Gabriel Contreras
El motivo de su prestigio inicial proviene, en primer lugar, de su valor histórico en sí mismo, y en segundo lugar se deriva de la fama ganada a pulso por quienes fueran alguna vez sus moradores. Sin embargo, hoy estas casas están en ruinas.
En las primeras de estas casas, que nos hace pensar en los últimos días del Siglo XVIII y se encuentra ubicada en el cruce de Morelos y Escobedo, en Monterrey, nació y vivió Servando Teresa de Mier.
En aquellos tiempos, en los que Monterrey no era otra cosa que un rancho poblado por soldados, frailes y herreros, la dirección de la casa era Calle del Comercio 26. Enfrente estaba el Colegio Jesuita, que hoy no es colegio ni Jesuita, es simplemente la Farmacia Benavides.
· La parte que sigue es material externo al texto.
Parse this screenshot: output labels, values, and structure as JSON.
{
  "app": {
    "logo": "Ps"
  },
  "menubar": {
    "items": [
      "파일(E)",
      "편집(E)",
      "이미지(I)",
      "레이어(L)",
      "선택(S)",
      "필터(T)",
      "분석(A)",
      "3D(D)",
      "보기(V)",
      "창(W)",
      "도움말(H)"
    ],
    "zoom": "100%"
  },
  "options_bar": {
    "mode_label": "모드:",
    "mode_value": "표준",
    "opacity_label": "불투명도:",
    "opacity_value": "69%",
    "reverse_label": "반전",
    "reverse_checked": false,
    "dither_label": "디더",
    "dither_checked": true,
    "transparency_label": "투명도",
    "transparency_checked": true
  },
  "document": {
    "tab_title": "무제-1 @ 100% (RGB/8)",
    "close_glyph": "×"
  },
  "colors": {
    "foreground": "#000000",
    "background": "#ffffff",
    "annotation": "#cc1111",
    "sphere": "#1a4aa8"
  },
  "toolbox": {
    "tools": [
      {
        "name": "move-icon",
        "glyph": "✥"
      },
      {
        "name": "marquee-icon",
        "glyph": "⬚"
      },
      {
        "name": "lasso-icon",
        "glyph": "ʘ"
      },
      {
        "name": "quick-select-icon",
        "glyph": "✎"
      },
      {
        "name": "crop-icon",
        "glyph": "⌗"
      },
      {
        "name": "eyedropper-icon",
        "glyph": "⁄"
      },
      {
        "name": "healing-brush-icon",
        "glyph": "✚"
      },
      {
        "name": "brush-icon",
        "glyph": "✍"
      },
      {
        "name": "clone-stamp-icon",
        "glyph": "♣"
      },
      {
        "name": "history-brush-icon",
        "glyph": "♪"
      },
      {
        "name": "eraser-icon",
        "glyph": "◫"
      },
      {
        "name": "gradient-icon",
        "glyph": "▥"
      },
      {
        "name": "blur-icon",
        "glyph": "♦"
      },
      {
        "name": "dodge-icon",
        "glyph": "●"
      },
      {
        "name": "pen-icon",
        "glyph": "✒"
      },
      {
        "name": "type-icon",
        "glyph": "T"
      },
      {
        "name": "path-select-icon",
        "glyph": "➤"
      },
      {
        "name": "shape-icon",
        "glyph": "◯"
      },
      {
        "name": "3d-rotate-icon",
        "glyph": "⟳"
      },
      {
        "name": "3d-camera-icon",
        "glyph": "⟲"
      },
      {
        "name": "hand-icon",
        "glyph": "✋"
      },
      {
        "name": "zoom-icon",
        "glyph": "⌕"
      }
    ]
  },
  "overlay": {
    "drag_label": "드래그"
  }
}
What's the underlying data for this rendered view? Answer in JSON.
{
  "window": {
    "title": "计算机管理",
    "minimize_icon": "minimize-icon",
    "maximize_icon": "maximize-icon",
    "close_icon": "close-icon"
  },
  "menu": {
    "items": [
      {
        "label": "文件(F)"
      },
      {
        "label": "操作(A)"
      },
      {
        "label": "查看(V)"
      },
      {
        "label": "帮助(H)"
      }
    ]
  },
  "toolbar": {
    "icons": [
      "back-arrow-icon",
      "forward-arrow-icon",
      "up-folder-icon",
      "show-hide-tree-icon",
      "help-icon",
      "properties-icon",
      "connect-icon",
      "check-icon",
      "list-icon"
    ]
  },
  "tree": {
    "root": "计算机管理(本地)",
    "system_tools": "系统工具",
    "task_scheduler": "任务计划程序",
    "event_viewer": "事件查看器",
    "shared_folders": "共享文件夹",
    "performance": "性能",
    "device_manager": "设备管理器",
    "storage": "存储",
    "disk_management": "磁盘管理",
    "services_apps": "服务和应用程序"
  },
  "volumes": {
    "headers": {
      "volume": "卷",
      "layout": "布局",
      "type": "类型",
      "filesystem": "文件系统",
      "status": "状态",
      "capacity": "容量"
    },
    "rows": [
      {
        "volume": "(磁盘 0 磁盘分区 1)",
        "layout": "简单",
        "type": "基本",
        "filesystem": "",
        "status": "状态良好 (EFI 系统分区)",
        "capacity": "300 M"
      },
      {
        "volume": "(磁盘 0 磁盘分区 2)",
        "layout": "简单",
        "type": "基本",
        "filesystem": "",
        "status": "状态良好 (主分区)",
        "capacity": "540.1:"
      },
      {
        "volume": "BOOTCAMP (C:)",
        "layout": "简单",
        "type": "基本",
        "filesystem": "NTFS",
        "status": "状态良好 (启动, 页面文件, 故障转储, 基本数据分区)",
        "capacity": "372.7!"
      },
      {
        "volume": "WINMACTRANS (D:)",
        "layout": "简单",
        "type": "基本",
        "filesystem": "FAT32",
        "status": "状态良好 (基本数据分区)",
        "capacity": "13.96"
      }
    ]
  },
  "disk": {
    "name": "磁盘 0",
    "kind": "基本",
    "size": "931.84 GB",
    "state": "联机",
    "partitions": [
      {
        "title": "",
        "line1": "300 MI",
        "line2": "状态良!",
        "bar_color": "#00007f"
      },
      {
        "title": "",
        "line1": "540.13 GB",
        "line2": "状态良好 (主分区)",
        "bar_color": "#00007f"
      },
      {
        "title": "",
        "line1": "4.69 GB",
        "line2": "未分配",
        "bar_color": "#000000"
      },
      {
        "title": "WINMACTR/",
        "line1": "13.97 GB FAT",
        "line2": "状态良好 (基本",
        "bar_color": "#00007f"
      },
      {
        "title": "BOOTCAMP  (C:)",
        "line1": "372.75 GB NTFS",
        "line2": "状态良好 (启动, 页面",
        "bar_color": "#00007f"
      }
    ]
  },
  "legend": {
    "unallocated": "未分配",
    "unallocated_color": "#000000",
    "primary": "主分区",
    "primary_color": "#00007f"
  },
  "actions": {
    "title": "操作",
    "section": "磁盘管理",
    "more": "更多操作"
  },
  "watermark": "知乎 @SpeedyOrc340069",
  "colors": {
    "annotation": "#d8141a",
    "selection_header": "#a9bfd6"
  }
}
Total, que ahí quiso estudiar Servando, cosa que no consiguió porque aquel edificio estaba vetado para todo mundo.
Al paso del tiempo, aquel muchacho se cargaría de ideas rebeldes, profundas y novedosas, pudo viajar, fue un tanto hereje y blasfemo, fue detenido, escapo y volvió a escapar, consiguiendo tejer una vida de persecuciones, sufrimiento y cierto heroísmo.
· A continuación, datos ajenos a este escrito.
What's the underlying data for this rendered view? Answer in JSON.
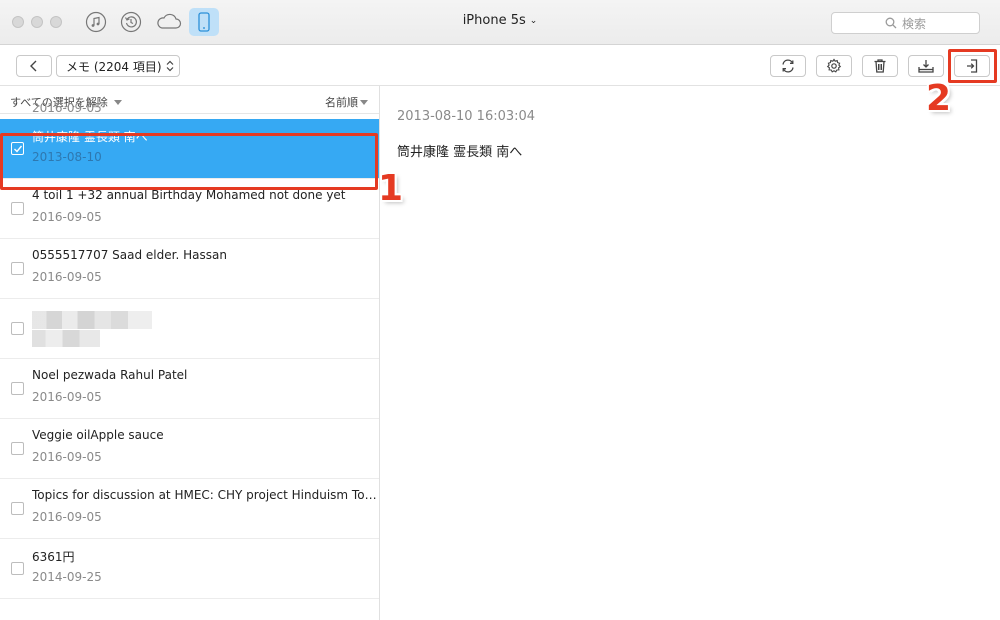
{
  "window": {
    "device_name": "iPhone 5s",
    "nav_icons": [
      "music-icon",
      "history-icon",
      "cloud-icon",
      "phone-icon"
    ],
    "search_placeholder": "検索"
  },
  "toolbar": {
    "category_select": "メモ (2204 項目)",
    "tools": [
      "refresh-icon",
      "settings-icon",
      "trash-icon",
      "export-to-computer-icon",
      "import-to-device-icon"
    ]
  },
  "list": {
    "deselect_all": "すべての選択を解除",
    "sort_label": "名前順",
    "partial_top_date": "2016-09-05",
    "rows": [
      {
        "title": "筒井康隆  霊長類 南へ",
        "date": "2013-08-10",
        "selected": true
      },
      {
        "title": "4 toil 1 +32 annual Birthday Mohamed not done yet",
        "date": "2016-09-05",
        "selected": false
      },
      {
        "title": "0555517707 Saad elder. Hassan",
        "date": "2016-09-05",
        "selected": false
      },
      {
        "title": "",
        "date": "",
        "selected": false,
        "blurred": true
      },
      {
        "title": "Noel pezwada Rahul Patel",
        "date": "2016-09-05",
        "selected": false
      },
      {
        "title": "Veggie oilApple sauce",
        "date": "2016-09-05",
        "selected": false
      },
      {
        "title": "Topics for discussion at HMEC: CHY project Hinduism Topics",
        "date": "2016-09-05",
        "selected": false
      },
      {
        "title": "6361円",
        "date": "2014-09-25",
        "selected": false
      }
    ]
  },
  "detail": {
    "date": "2013-08-10 16:03:04",
    "content": "筒井康隆  霊長類 南へ"
  },
  "annotations": {
    "step1": "1",
    "step2": "2",
    "highlight_color": "#e53a22"
  },
  "colors": {
    "selection": "#36a9f3",
    "active_tab": "#bfe0f8"
  }
}
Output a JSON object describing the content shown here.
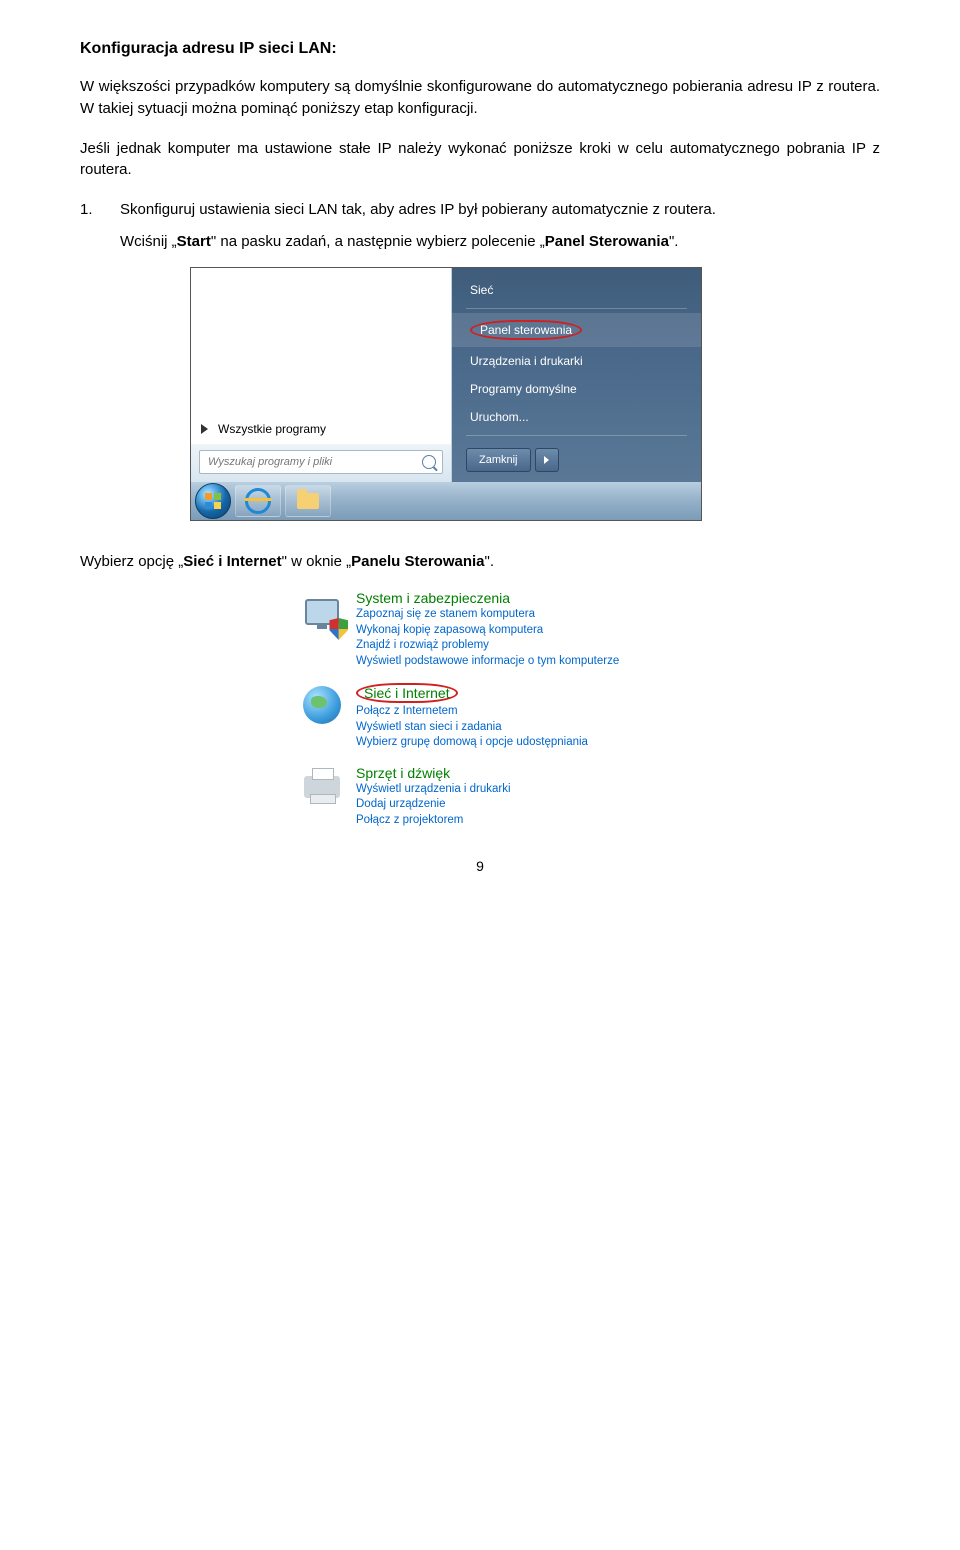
{
  "heading": "Konfiguracja adresu IP sieci LAN:",
  "para1": "W większości przypadków komputery są domyślnie skonfigurowane do automatycznego pobierania adresu IP z routera. W takiej sytuacji można pominąć poniższy etap konfiguracji.",
  "para2": "Jeśli jednak komputer ma ustawione stałe IP należy wykonać poniższe kroki w celu automatycznego pobrania IP z routera.",
  "step1_num": "1.",
  "step1_text": "Skonfiguruj ustawienia sieci LAN tak, aby adres IP był pobierany automatycznie z routera.",
  "step1_sub_pre": "Wciśnij „",
  "step1_sub_start": "Start",
  "step1_sub_mid": "\" na pasku zadań, a następnie wybierz polecenie „",
  "step1_sub_panel": "Panel Sterowania",
  "step1_sub_post": "\".",
  "startmenu": {
    "all_programs": "Wszystkie programy",
    "search_placeholder": "Wyszukaj programy i pliki",
    "right_items": {
      "siec": "Sieć",
      "panel": "Panel sterowania",
      "urz": "Urządzenia i drukarki",
      "prog": "Programy domyślne",
      "uruch": "Uruchom..."
    },
    "shutdown": "Zamknij"
  },
  "after_menu_pre": "Wybierz opcję „",
  "after_menu_bold": "Sieć i Internet",
  "after_menu_mid": "\" w oknie „",
  "after_menu_bold2": "Panelu Sterowania",
  "after_menu_post": "\".",
  "cp": {
    "sys": {
      "title": "System i zabezpieczenia",
      "l1": "Zapoznaj się ze stanem komputera",
      "l2": "Wykonaj kopię zapasową komputera",
      "l3": "Znajdź i rozwiąż problemy",
      "l4": "Wyświetl podstawowe informacje o tym komputerze"
    },
    "net": {
      "title": "Sieć i Internet",
      "l1": "Połącz z Internetem",
      "l2": "Wyświetl stan sieci i zadania",
      "l3": "Wybierz grupę domową i opcje udostępniania"
    },
    "hw": {
      "title": "Sprzęt i dźwięk",
      "l1": "Wyświetl urządzenia i drukarki",
      "l2": "Dodaj urządzenie",
      "l3": "Połącz z projektorem"
    }
  },
  "page_number": "9"
}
La vida se puso fea con Fray Servando Teresa de Mier, quien llegaría a ser el primero en concebir la Guerra de Independencia, exaltar como pocos los valores patrios, y morir siendo parte del equipo de Guadalupe Victoria.
Hoy, aunque alguna calle lleva su nombre, su casa es un expendio de hamburguesas, eso si, con nombre Real: Burguer King. “Aquí nació Servando Teresa de Mier” indica una placa, y ahí se vende comida rápida.
Esta otra casa, de madera y situada en lo más alto del Cerro del Mirador, paso muchos fines de semana el niño Alfonso Reyes, acompañado de su padre, el General Bernardo Reyes, entonces Gobernador del Estado.
Aquí, aquel niño fue perseguido por el sol y por las abejas, aquí tuvo sus grandes paseos a caballo, y compartió numerosas historias con el famoso soldado poeta, que acabaría siendo asesinado a las puertas de Palacio Nacional.
Esta casa, que fue sinónimo de descanso y alegría para Bernardo y su hijo Alfonso, hoy se pudre en el olvido, tiene el techo plagado de agujeros y avanza pacientemente hacia la muerte.
Irónicamente, dos de los grandes héroes de las ideas nacidos en Monterrey son testigos hoy, quizás, desde el mas allá, de nuestro desdén y nuestra indiferencia.